There are, unfortunately, problems with pumping. First, because of soil type constraints, groundwater can be pumped in only 30%–40% of the catchment. Second, pumping saline groundwater generates significant salt loads. Under present institutional arrangements, the GBC is severely limited in the amount of salt it is permitted to export from the catchment. Other means to dispose of the salt would have to be devised.

Revegetation, on the other hand, reduces groundwater levels without generating additional salt, but it takes time and there is a significant lag before benefits are realized. Further, there are initial costs in the form of decreased surface water yield. To explore revegetation as a policy option, we looked at two cases: cessation of clearing with either (a) natural regeneration only or, (b) active revegetation. The key question is at what water table depth would actions have to be taken to prevent the water table from reaching the surface in the lower catchment. Figure 7 contrasts the actual clearing history with three scenarios for natural regeneration only. Each scenario relates to the water table depth, D ^*, at which action is taken (for details of the simple feedback management model see online appendix at http://www.Springerlink com).

Figure 7.

a Three stop-clearing scenarios overlaid on the actual clearing history (the estimated data points are represented by triangles). Each of the labels D* indicates the water table depth at which action is taken. The dates corresponding to cessation of clearing in these scenarios are 1920, 1914, and 1912 for D* = 9,D* = 10, and D* = 10.4, respectively. b Water table depth trajectories associated with each scenario shown in (a).

Figure 7a shows the percent area cleared in the lower catchment for each of the three scenarios overlaid on the actual clearing history. These scenarios show that to prevent water tables from reaching the surface, clearing would have to stop about 70 years after it began.

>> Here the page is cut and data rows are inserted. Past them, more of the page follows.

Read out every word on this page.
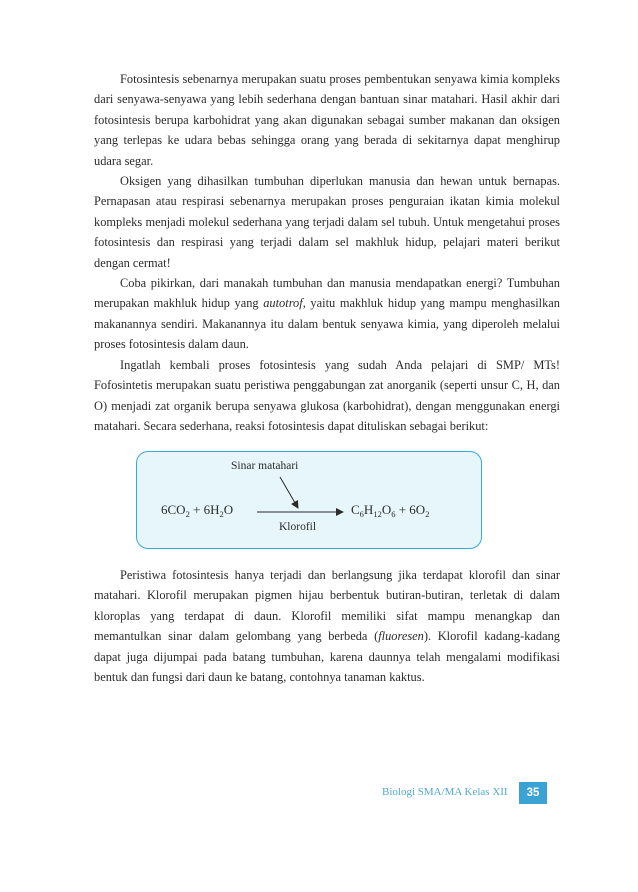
Fotosintesis sebenarnya merupakan suatu proses pembentukan senyawa kimia kompleks dari senyawa-senyawa yang lebih sederhana dengan bantuan sinar matahari. Hasil akhir dari fotosintesis berupa karbohidrat yang akan digunakan sebagai sumber makanan dan oksigen yang terlepas ke udara bebas sehingga orang yang berada di sekitarnya dapat menghirup udara segar.

Oksigen yang dihasilkan tumbuhan diperlukan manusia dan hewan untuk bernapas. Pernapasan atau respirasi sebenarnya merupakan proses penguraian ikatan kimia molekul kompleks menjadi molekul sederhana yang terjadi dalam sel tubuh. Untuk mengetahui proses fotosintesis dan respirasi yang terjadi dalam sel makhluk hidup, pelajari materi berikut dengan cermat!

Coba pikirkan, dari manakah tumbuhan dan manusia mendapatkan energi? Tumbuhan merupakan makhluk hidup yang autotrof, yaitu makhluk hidup yang mampu menghasilkan makanannya sendiri. Makanannya itu dalam bentuk senyawa kimia, yang diperoleh melalui proses fotosintesis dalam daun.

Ingatlah kembali proses fotosintesis yang sudah Anda pelajari di SMP/ MTs! Fofosintetis merupakan suatu peristiwa penggabungan zat anorganik (seperti unsur C, H, dan O) menjadi zat organik berupa senyawa glukosa (karbohidrat), dengan menggunakan energi matahari. Secara sederhana, reaksi fotosintesis dapat dituliskan sebagai berikut:

Sinar matahari
Klorofil
$6CO_2 + 6H_2O$	$C_6H_{12}O_6 + 6O_2$

Peristiwa fotosintesis hanya terjadi dan berlangsung jika terdapat klorofil dan sinar matahari. Klorofil merupakan pigmen hijau berbentuk butiran-butiran, terletak di dalam kloroplas yang terdapat di daun. Klorofil memiliki sifat mampu menangkap dan memantulkan sinar dalam gelombang yang berbeda (fluoresen). Klorofil kadang-kadang dapat juga dijumpai pada batang tumbuhan, karena daunnya telah mengalami modifikasi bentuk dan fungsi dari daun ke batang, contohnya tanaman kaktus.

Biologi SMA/MA Kelas XII	35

Also, the system is very sensitive to the timing of management action. When D* = 9, clearing stops about 8 years later than when D* = 10.4. However, in the former case the water table reaches the surface in 2006 (Figure 7b); whereas in the latter case, it never does. The point is that history matters; a small delay can make a huge difference. The “kink” in the clearing curves is caused by water tables nearing the surface, increasing natural tree mortality and causing the “cleared” area to increase. The D* = 10 case highlights an important aspect of the dynamics of complex systems such as this one. Note that although the percentage of cleared area returns to Region A (Figure 6) around the year 2030 (suggesting that the intervention has been successful), the water table nevertheless reaches the surface about 30 years later. Although the system was on its way back to the water-table-at-depth basin of attraction, it did not make it before it fell into the water-table-at-surface equilibrium. (Think of navigating a ridge between two valleys that moves beneath your feet.) This is an example of a hysteretic effect: to reenter the desirable basin of attraction, a larger area of native vegetation is required than when the system left the safe basin.

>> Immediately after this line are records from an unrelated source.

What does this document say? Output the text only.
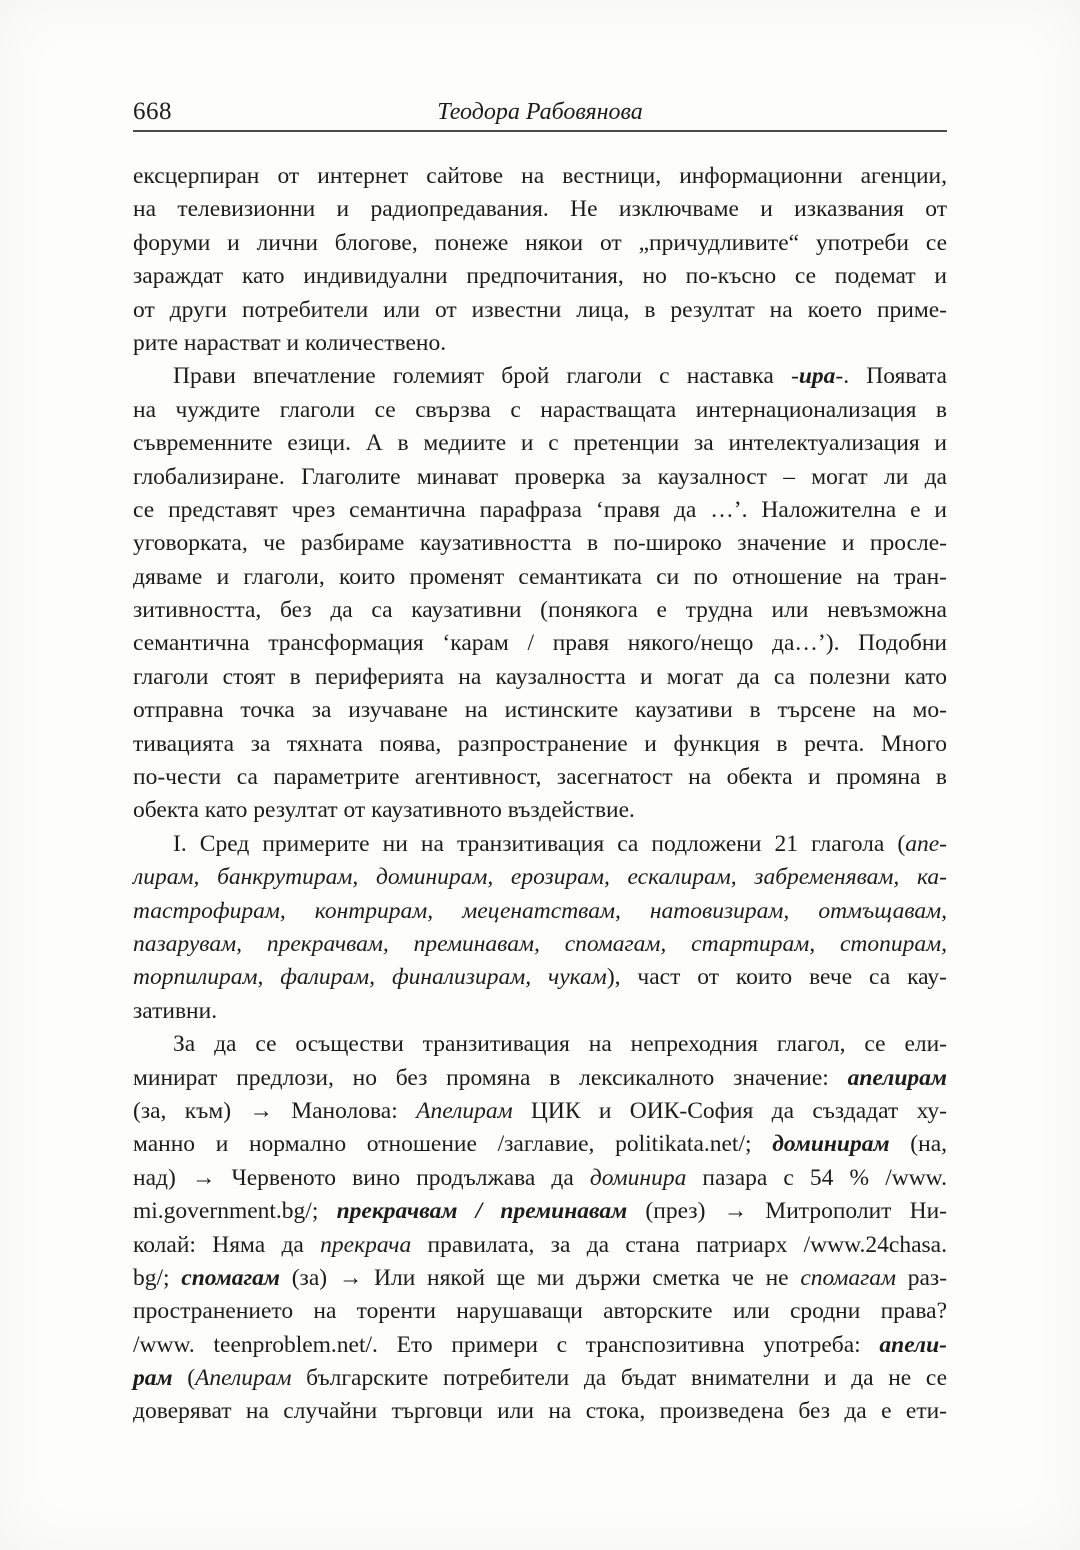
668	Теодора Рабовянова
ексцерпиран от интернет сайтове на вестници, информационни агенции,
на телевизионни и радиопредавания. Не изключваме и изказвания от
форуми и лични блогове, понеже някои от „причудливите“ употреби се
зараждат като индивидуални предпочитания, но по-късно се подемат и
от други потребители или от известни лица, в резултат на което приме-
рите нарастват и количествено.
Прави впечатление големият брой глаголи с наставка -ира-. Появата
на чуждите глаголи се свързва с нарастващата интернационализация в
съвременните езици. А в медиите и с претенции за интелектуализация и
глобализиране. Глаголите минават проверка за каузалност – могат ли да
се представят чрез семантична парафраза ‘правя да …’. Наложителна е и
уговорката, че разбираме каузативността в по-широко значение и просле-
дяваме и глаголи, които променят семантиката си по отношение на тран-
зитивността, без да са каузативни (понякога е трудна или невъзможна
семантична трансформация ‘карам / правя някого/нещо да…’). Подобни
глаголи стоят в периферията на каузалността и могат да са полезни като
отправна точка за изучаване на истинските каузативи в търсене на мо-
тивацията за тяхната поява, разпространение и функция в речта. Много
по-чести са параметрите агентивност, засегнатост на обекта и промяна в
обекта като резултат от каузативното въздействие.
I. Сред примерите ни на транзитивация са подложени 21 глагола (апе-
лирам, банкрутирам, доминирам, ерозирам, ескалирам, забременявам, ка-
тастрофирам, контрирам, меценатствам, натовизирам, отмъщавам,
пазарувам, прекрачвам, преминавам, спомагам, стартирам, стопирам,
торпилирам, фалирам, финализирам, чукам), част от които вече са кау-
зативни.
За да се осъществи транзитивация на непреходния глагол, се ели-
минират предлози, но без промяна в лексикалното значение: апелирам
(за, към) → Манолова: Апелирам ЦИК и ОИК-София да създадат ху-
манно и нормално отношение /заглавие, politikata.net/; доминирам (на,
над) → Червеното вино продължава да доминира пазара с 54 % /www.
mi.government.bg/; прекрачвам / преминавам (през) → Митрополит Ни-
колай: Няма да прекрача правилата, за да стана патриарх /www.24chasa.
bg/; спомагам (за) → Или някой ще ми държи сметка че не спомагам раз-
пространението на торенти нарушаващи авторските или сродни права?
/www. teenproblem.net/. Ето примери с транспозитивна употреба: апели-
рам (Апелирам българските потребители да бъдат внимателни и да не се
доверяват на случайни търговци или на стока, произведена без да е ети-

The management implication of this hysteretic effect is that inaction (often the most politically palatable way to deal with uncertainty) can be fatal. To complicate matters, other historical factors serve to limit options. For example, in the scenario depicted in Figure 7, 80% of the lower catchment would have to be returned to native vegetation by 2050. Given past investment in irrigated agriculture, this is not likely achievable. Given that stopping the clearing (early enough) has been eliminated from the feasible set of options, what options are left?

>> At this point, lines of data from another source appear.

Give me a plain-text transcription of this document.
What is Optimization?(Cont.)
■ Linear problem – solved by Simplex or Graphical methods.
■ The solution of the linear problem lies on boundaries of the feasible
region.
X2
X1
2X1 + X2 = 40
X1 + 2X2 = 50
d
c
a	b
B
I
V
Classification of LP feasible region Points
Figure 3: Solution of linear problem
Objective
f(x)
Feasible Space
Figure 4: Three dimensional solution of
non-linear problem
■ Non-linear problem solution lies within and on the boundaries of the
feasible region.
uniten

Consider an active revegetation scenario characterized by how early, how fast, and how much total area society is willing to revegetate. Supposing that society is willing to revegetate all the land area (as in the stop-clearing scenario) at a maximum rate similar to the historical annual clearing rate (3%, which is highly optimistic), it can wait to take action until D ₂ = 5.5 m (Figure 8a, solid curve). This enables clearing to continue for about 33 years longer than in the stop-clearing scenario. This extra clearing comes at the expense of a very aggressive revegetation program at a later date. This scenario requires that the lower catchment be completely revegetated and remain so from the mid 1980s until roughly 2100. Again, past investments in irrigation infrastructure make this unlikely. As the amount of land that society is willing to revegetate decreases, the earlier it must act. If society is willing to revegetate only 65% in the lower catchment, taking action when D ₂ = 10 (as a point of comparison to the stop-clearing scenario) causes the water table to reach the surface in 2138 (Figure 8a, dotted curve). Thus, rapid revegetation of up to anything less than 65% of the catchment area will not solve the problem. Feasible options must include pumping.

Figure 8.

a Two revegetation scenarios overlaid on the actual clearing history and the stop-clearing scenario with no revegetation (dashed line). The solid line corresponds to the case where there is no limit on society’s willingness to revegetate. The dotted line represents the case when society is willing to revegetate only up to 65% of the total. b Two pumping scenarios, one with revegetation (dash-dash-dot) and one without revegetation (dash-dot). The corresponding cleared-area levels are shown by the solid (no revegetation) and dashed (revegetation) lines and are overlaid on the actual clearing history.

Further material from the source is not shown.